The building was built by Skidmore, Owings & Merrill, the same firm that designed the Huntington Center, the PNC Bank Building, and Chase Tower in downtown Columbus. Benham, Richards & Armstrong, a firm from Columbus, contributed to the design.

The building, one of the earliest contemporary buildings around Capitol Square, was built for Huntington's mortgage subsidiary and other tenants. The building was built on a plaza that levels out the site, which slopes down towards the Scioto River. The plaza is at street level on the east side and about one story above street level on the west side. The east side of the building has a small, shaded park. The building has a glassy lobby recessed behind structural columns. The bulk of the building appears to hover above the lobby, cantilevered out from it. Its facades utilize concrete grids around large windows.
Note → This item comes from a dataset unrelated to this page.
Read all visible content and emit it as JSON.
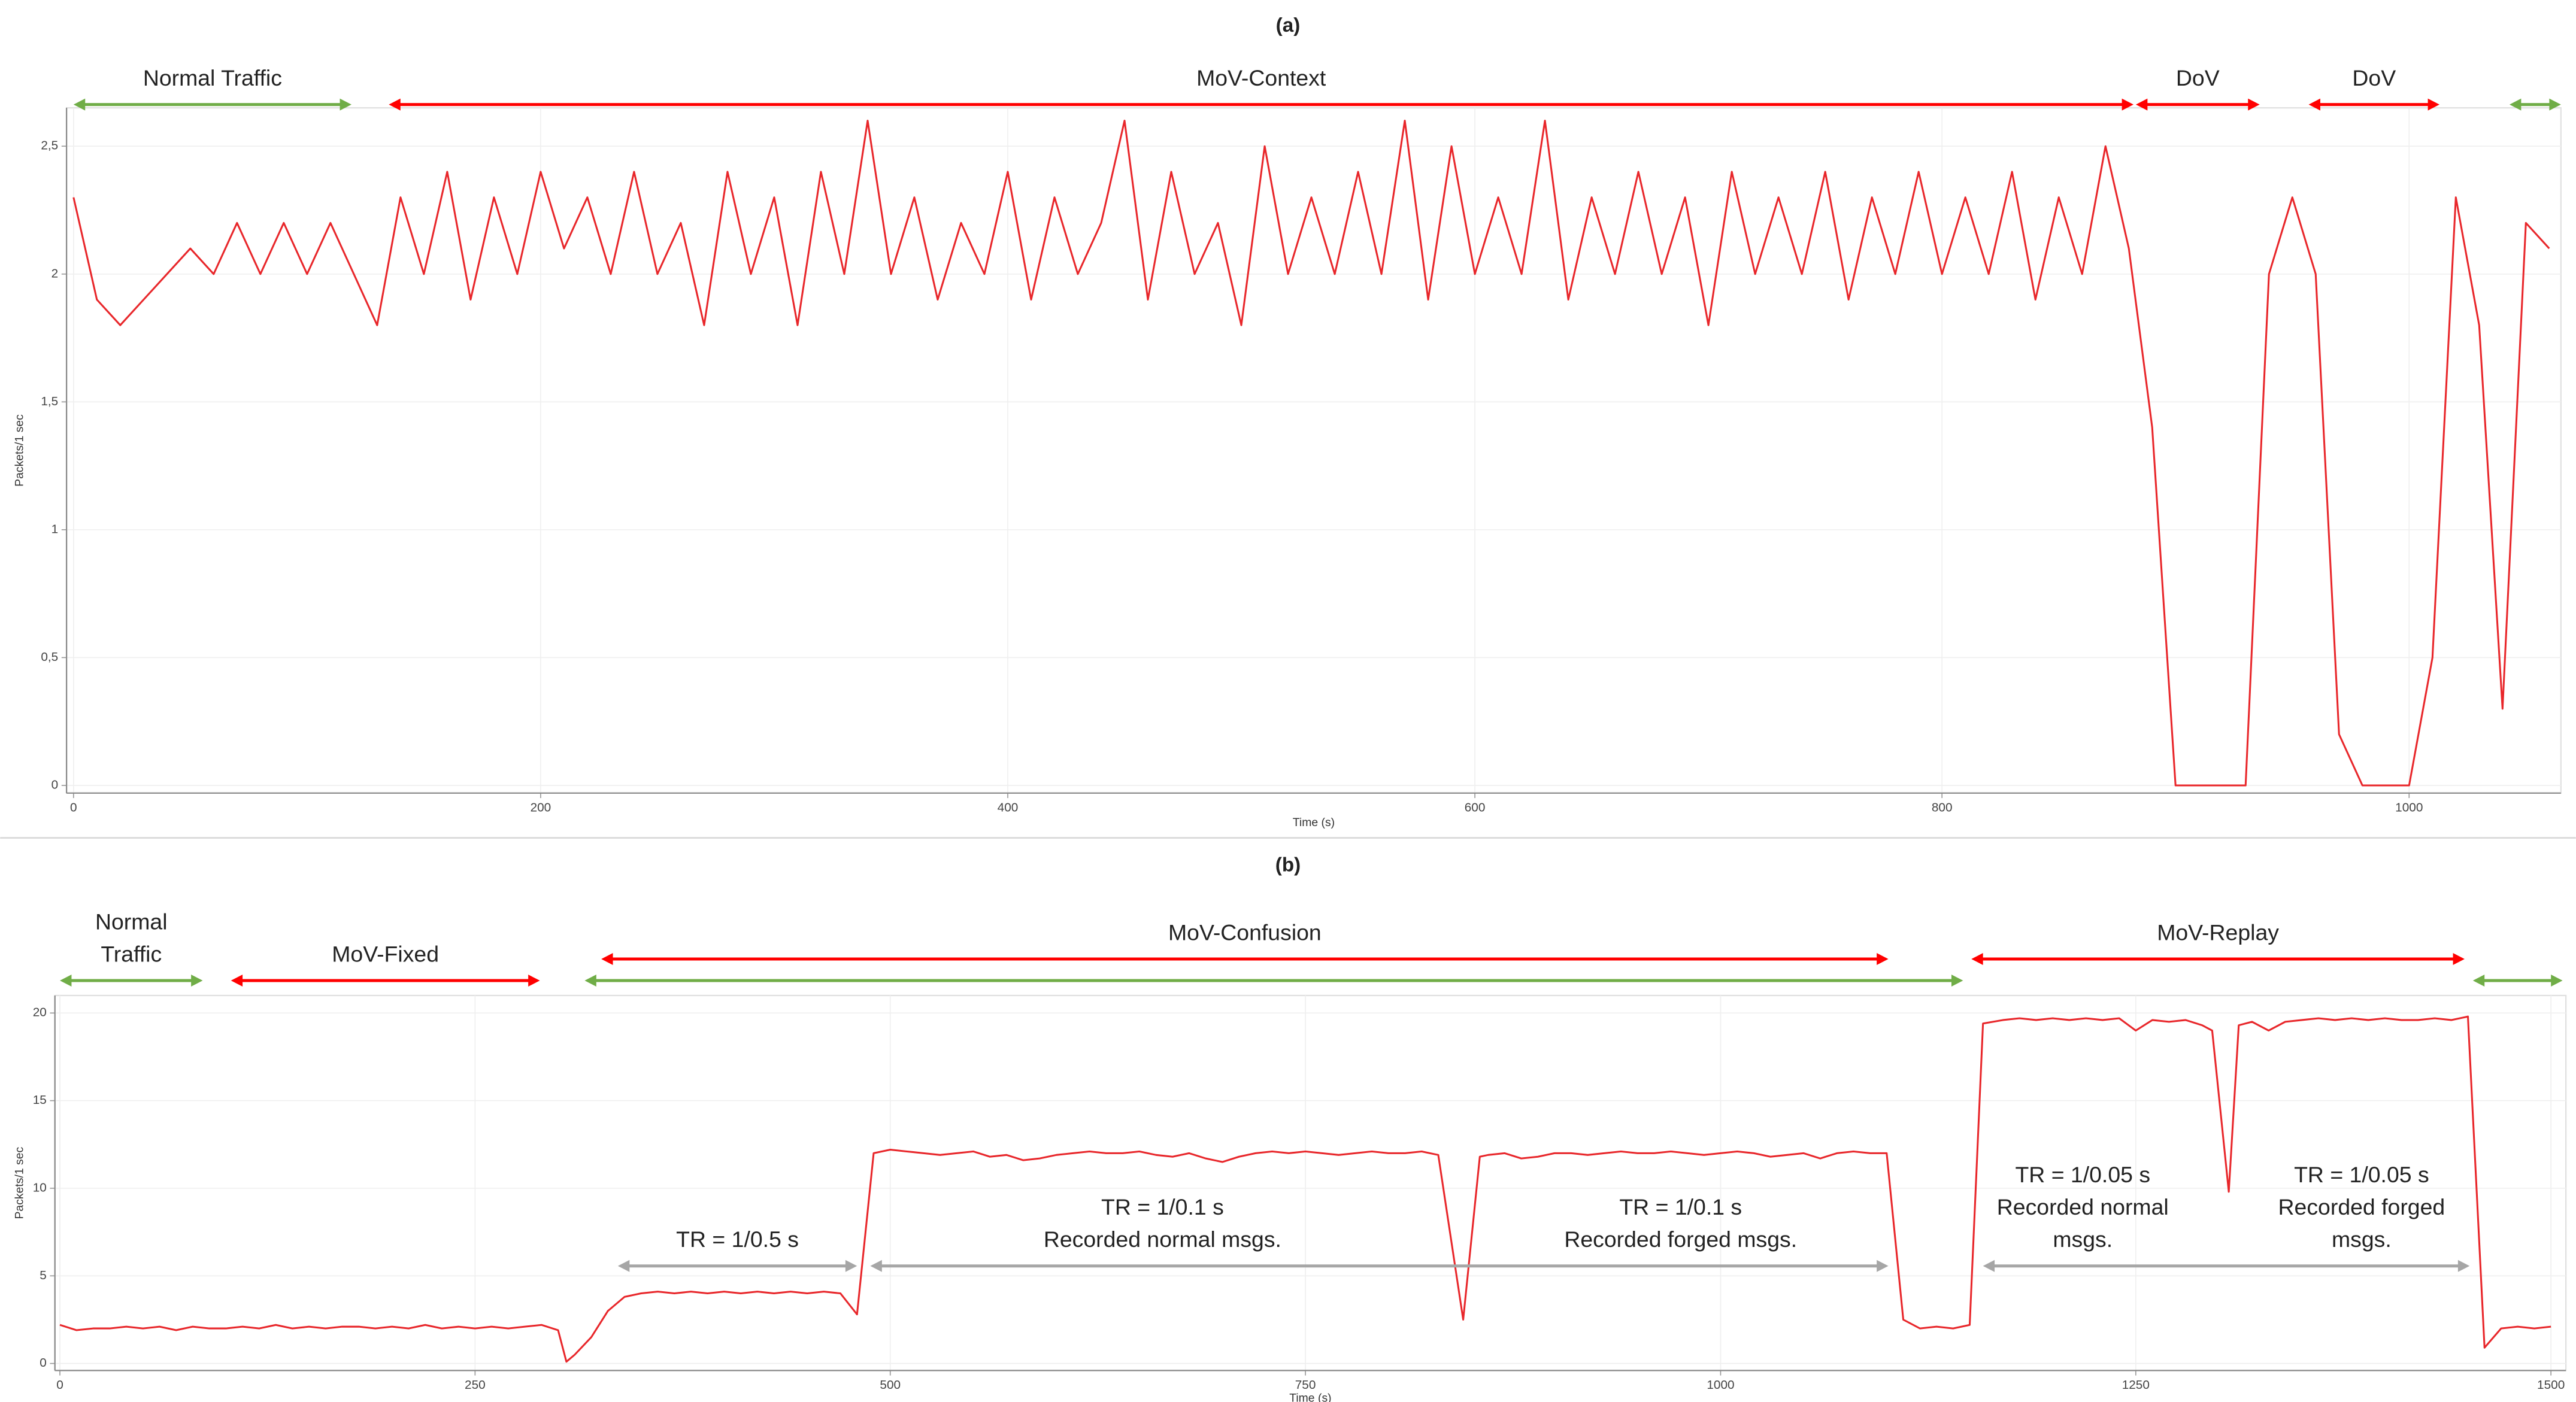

The building replaced the James Building, which was built in 1921. The James Building was known for the James Theatre, which was renamed Loew's Broad Theater in 1927. The cinema was Columbus's first elaborate movie theater. It closed and was razed in 1961 to make way for the new office building.

The building has held the offices of Ohio politicians Mike DeWine, George Voinovich, and Jo Ann Davidson. The building also housed the field office of politician Rob Portman. A protest aimed toward Portman took place in the building's lobby in 2017, in which 16 people were arrested. A protest in the building in 2002 caused 10 arrests; the protesters were unable to meet with Mike DeWine over U.S. foreign policy in Colombia.

In 1985, the building was renovated and renamed as Huntington Plaza Building, due to the bank's trust department no longer being housed in the building. The renovations included sandblasting the exterior and creating park space around the building. Before then, the space beside the building was used for drive-through banking services.